Just Create Something

“All I know is, if you don't figure out this something, you'll just stay ordinary, and it doesn't matter if it's a work of art, or a taco, or a pair of socks! Just create something... new, and there it is, and it's you, out in the world, outside of you, and you can look at it, or hear it, or read it, or feel it... and you know a little more about... you. A little bit more than anyone else does... Does that make any sense at all?”

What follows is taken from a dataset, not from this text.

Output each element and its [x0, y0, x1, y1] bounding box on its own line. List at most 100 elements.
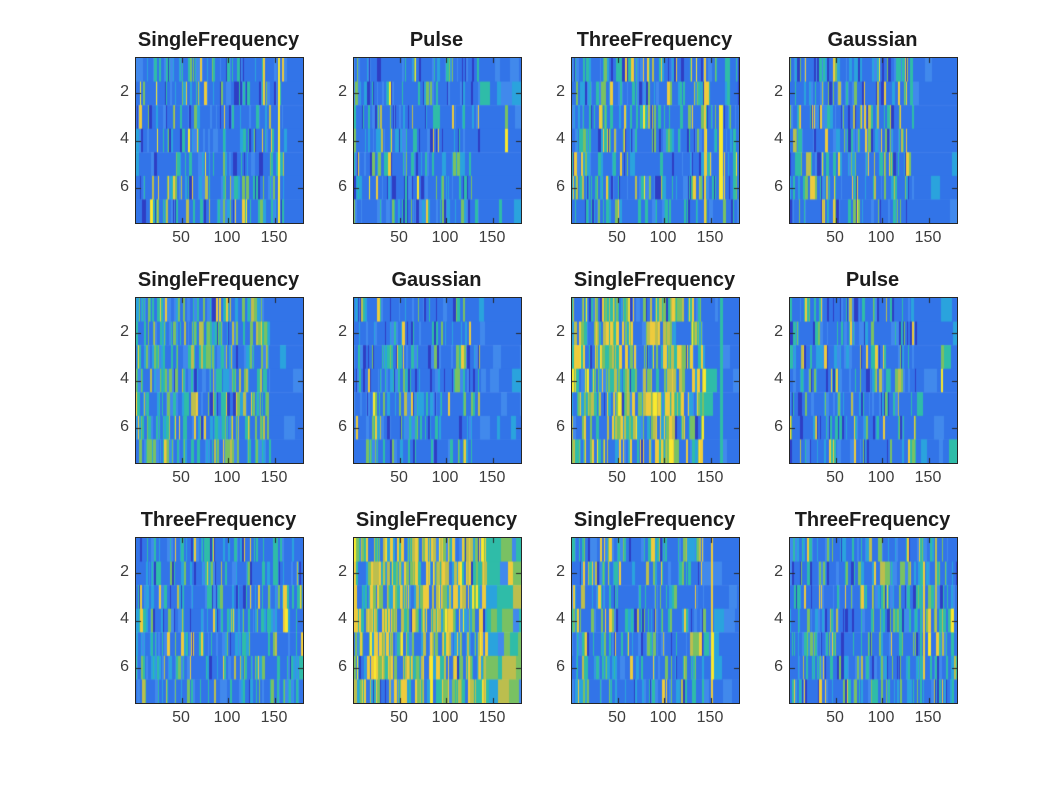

Complete sense! I cannot recall how many times I have sat, usually alone, and let my heart take in the complete wonderfulness that is P.S I Love You. It’s too wonderful. I could write a book on how it has impacted my life, but as much as the whole film always manages to stir something deep inside me, leave me with a desire to create and inspire the socks off me, I’m so grateful to Holly’s seemingly small insight. In her sweet innocent manner, she is able to capture something so beautifully and sum up exactly how my heart feels, and now my head knows it too!

True, I have always been an “artist” in my own way, but it wasn’t until one emotional afternoon as I had sprawled myself over the lounge room floor in front of the TV painting an apricot sunset sky that this little genius line finally sunk in and opened up a whole new appreciation for my love of art.

In school I could not escape the sad fact that I was a hopeless intrapersonal learner with a melancholy temperament. How I wished my tests had concluded that I was a social, interpersonal sanguine like all the popular kids.

I did not have a positive outlook on who I was, especially considering people I looked up to also down-played the positives of being a quiet, thoughtful type with words like ‘dull’ and ‘boring’ and praised those with an outgoing personality. It wasn’t until my later years, when I escaped the claustrophobic school environment that I was able to fully embrace who I was and accept all the glorious benefits that come with being me.

I wanted to know what being a melancholic REALLY meant and so I read books about it and found people who weren’t so close-minded. I can now see, and relate to others, the difference between being lonely and just enjoying my own company, which really is something everyone NEEDS to be able to do, I just already like doing it, score! I’ve always wanted to learn more about myself and what makes me the way I am because I needed to like something about myself, and you need to like yourself, after all, you’re stuck with yourself. Art helped me do that. It’s not that I paint or draw my moods, I am definitely not an “expressionist” in the way I create, but I am able to learn about myself through discovering and sometimes surprising myself with what I am capable of.

“…and there it is, and it’s you… and you know a little bit more about… you. A little bit more than anyone else does.”